Le leader de la Chambre des communes, Sir Alan Campbell, a annoncé la date et a affirmé que plus de 50 projets de loi avaient été adoptés depuis le début de la session actuelle avec le discours du roi du 17 juillet 2024. Ce chiffre mérite d'être pris avec des pincettes. Le discours du roi de 2024 annonçait environ 40 projets de loi, et en janvier 2026, seuls 21 d'entre eux étaient réellement devenus loi selon le suivi de LabourList. Ce nombre plus élevé inclut probablement des législations supplémentaires introduites au cours de la session en dehors du programme initial, ce qui est plausible mais n'a pas été vérifié de manière indépendante.
Quoi qu'il en soit, le gouvernement cherchera à se présenter comme productif et tourné vers l'avenir, plutôt que comme un parti se préparant à une déroute électorale.
Le projet de loi sur l'aide à mourir : une impasse
Un texte législatif qui ne figurera presque certainement pas dans les plans de la nouvelle session est le projet de loi sur les adultes en phase terminale (fin de vie). Les députés l'ont approuvé aux Communes en juin 2025, bien que par une marge relativement étroite de 314 voix contre 291. Depuis, il est au point mort à la Chambre des lords.

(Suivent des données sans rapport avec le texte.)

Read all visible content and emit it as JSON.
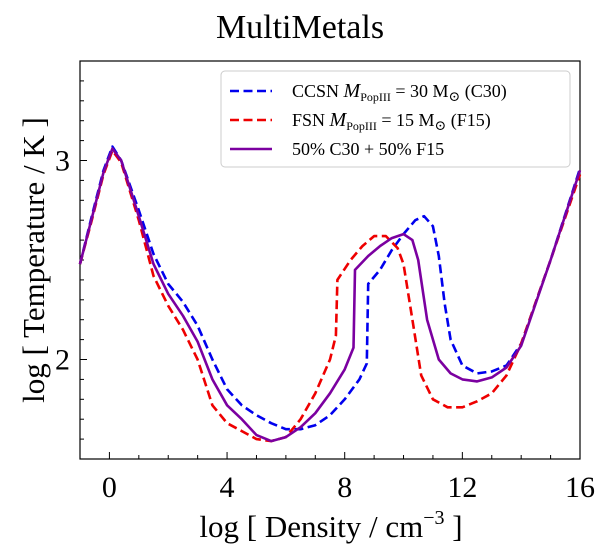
{
  "chart_data": {
    "type": "line",
    "title": "MultiMetals",
    "xlabel": "log [ Density / cm",
    "xlabel_sup": "−3",
    "xlabel_end": " ]",
    "ylabel": "log [ Temperature / K ]",
    "xlim": [
      -1,
      16
    ],
    "ylim": [
      1.5,
      3.5
    ],
    "xticks": [
      0,
      4,
      8,
      12,
      16
    ],
    "xtick_labels": [
      "0",
      "4",
      "8",
      "12",
      "16"
    ],
    "yticks": [
      2,
      3
    ],
    "ytick_labels": [
      "2",
      "3"
    ],
    "legend_position": "top-right",
    "grid": false,
    "series": [
      {
        "name": "CCSN M_PopIII = 30 M⊙ (C30)",
        "legend_parts": [
          "CCSN ",
          "M",
          "PopIII",
          " = 30 M",
          "⊙",
          " (C30)"
        ],
        "color": "#0000ee",
        "style": "dashed",
        "points": [
          [
            -1.0,
            2.48
          ],
          [
            -0.6,
            2.72
          ],
          [
            -0.2,
            2.95
          ],
          [
            0.1,
            3.07
          ],
          [
            0.4,
            3.0
          ],
          [
            1.0,
            2.75
          ],
          [
            1.5,
            2.53
          ],
          [
            2.0,
            2.38
          ],
          [
            2.5,
            2.29
          ],
          [
            3.0,
            2.17
          ],
          [
            3.5,
            2.0
          ],
          [
            4.0,
            1.85
          ],
          [
            4.5,
            1.77
          ],
          [
            5.0,
            1.72
          ],
          [
            5.5,
            1.68
          ],
          [
            6.0,
            1.65
          ],
          [
            6.5,
            1.65
          ],
          [
            7.0,
            1.67
          ],
          [
            7.5,
            1.72
          ],
          [
            8.0,
            1.8
          ],
          [
            8.5,
            1.9
          ],
          [
            8.75,
            1.98
          ],
          [
            8.8,
            2.38
          ],
          [
            9.2,
            2.45
          ],
          [
            9.6,
            2.55
          ],
          [
            10.0,
            2.63
          ],
          [
            10.4,
            2.7
          ],
          [
            10.7,
            2.72
          ],
          [
            11.0,
            2.67
          ],
          [
            11.2,
            2.52
          ],
          [
            11.4,
            2.28
          ],
          [
            11.6,
            2.1
          ],
          [
            12.0,
            1.97
          ],
          [
            12.5,
            1.93
          ],
          [
            13.0,
            1.94
          ],
          [
            13.5,
            1.97
          ],
          [
            14.0,
            2.08
          ],
          [
            15.0,
            2.5
          ],
          [
            16.0,
            2.96
          ]
        ]
      },
      {
        "name": "FSN M_PopIII = 15 M⊙ (F15)",
        "legend_parts": [
          "FSN  ",
          "M",
          "PopIII",
          " = 15 M",
          "⊙",
          " (F15)"
        ],
        "color": "#ee0000",
        "style": "dashed",
        "points": [
          [
            -1.0,
            2.48
          ],
          [
            -0.6,
            2.7
          ],
          [
            -0.2,
            2.93
          ],
          [
            0.1,
            3.05
          ],
          [
            0.4,
            2.99
          ],
          [
            1.0,
            2.7
          ],
          [
            1.5,
            2.42
          ],
          [
            2.0,
            2.27
          ],
          [
            2.5,
            2.15
          ],
          [
            3.0,
            2.0
          ],
          [
            3.5,
            1.77
          ],
          [
            4.0,
            1.68
          ],
          [
            4.5,
            1.64
          ],
          [
            5.0,
            1.6
          ],
          [
            5.5,
            1.59
          ],
          [
            6.0,
            1.61
          ],
          [
            6.5,
            1.7
          ],
          [
            7.0,
            1.83
          ],
          [
            7.5,
            2.0
          ],
          [
            7.7,
            2.12
          ],
          [
            7.75,
            2.4
          ],
          [
            8.2,
            2.5
          ],
          [
            8.6,
            2.57
          ],
          [
            9.0,
            2.62
          ],
          [
            9.4,
            2.62
          ],
          [
            9.8,
            2.56
          ],
          [
            10.0,
            2.48
          ],
          [
            10.3,
            2.2
          ],
          [
            10.6,
            1.92
          ],
          [
            11.0,
            1.8
          ],
          [
            11.5,
            1.76
          ],
          [
            12.0,
            1.76
          ],
          [
            12.5,
            1.79
          ],
          [
            13.0,
            1.83
          ],
          [
            13.5,
            1.92
          ],
          [
            14.0,
            2.08
          ],
          [
            15.0,
            2.5
          ],
          [
            16.0,
            2.93
          ]
        ]
      },
      {
        "name": "50% C30 + 50% F15",
        "legend_parts": [
          "50% C30 + 50% F15"
        ],
        "color": "#7b00a0",
        "style": "solid",
        "points": [
          [
            -1.0,
            2.48
          ],
          [
            -0.6,
            2.71
          ],
          [
            -0.2,
            2.94
          ],
          [
            0.1,
            3.06
          ],
          [
            0.4,
            3.0
          ],
          [
            1.0,
            2.72
          ],
          [
            1.5,
            2.48
          ],
          [
            2.0,
            2.33
          ],
          [
            2.5,
            2.22
          ],
          [
            3.0,
            2.09
          ],
          [
            3.5,
            1.9
          ],
          [
            4.0,
            1.77
          ],
          [
            4.5,
            1.7
          ],
          [
            5.0,
            1.62
          ],
          [
            5.5,
            1.59
          ],
          [
            6.0,
            1.61
          ],
          [
            6.5,
            1.66
          ],
          [
            7.0,
            1.73
          ],
          [
            7.5,
            1.83
          ],
          [
            8.0,
            1.95
          ],
          [
            8.3,
            2.06
          ],
          [
            8.35,
            2.45
          ],
          [
            8.8,
            2.52
          ],
          [
            9.2,
            2.57
          ],
          [
            9.6,
            2.61
          ],
          [
            10.0,
            2.63
          ],
          [
            10.3,
            2.6
          ],
          [
            10.5,
            2.5
          ],
          [
            10.8,
            2.2
          ],
          [
            11.2,
            2.0
          ],
          [
            11.6,
            1.93
          ],
          [
            12.0,
            1.9
          ],
          [
            12.5,
            1.89
          ],
          [
            13.0,
            1.91
          ],
          [
            13.5,
            1.96
          ],
          [
            14.0,
            2.07
          ],
          [
            15.0,
            2.5
          ],
          [
            16.0,
            2.95
          ]
        ]
      }
    ]
  }
}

À quel point ? Plus de 1 200 amendements ont été déposés lors de l'étape en commission, les partisans du projet accusant sept opposants virulents d'avoir déposé plus de 600 amendements à eux seuls comme tactique d'obstruction. Le gouvernement a refusé d'allouer du temps de débat supplémentaire, ce qui signifie concrètement que le projet de loi est mort pour cette session. Si le discours du roi ouvre une nouvelle session parlementaire, toute affaire en suspens de la précédente tombe à l'eau. Le projet de loi sur l'aide à mourir devrait recommencer tout son parcours parlementaire depuis le début.
À quoi s'attendre le 13 mai
Le discours du roi est, constitutionnellement parlant, les mots du gouvernement lus par le monarque depuis un trône à la Chambre des lords. C'est du théâtre politique au sens le plus littéral. Attendez vous à de nouvelles promesses sur la croissance, les services publics et tout ce que les sondages suggèrent que les électeurs veulent entendre.
Le vrai drame, cependant, se sera joué six jours plus tôt dans les urnes. Que le discours du roi serve de rampe de lancement ou de canot de sauvetage pour le leadership de Starmer dépendra entièrement de la façon dont ces résultats tomberont.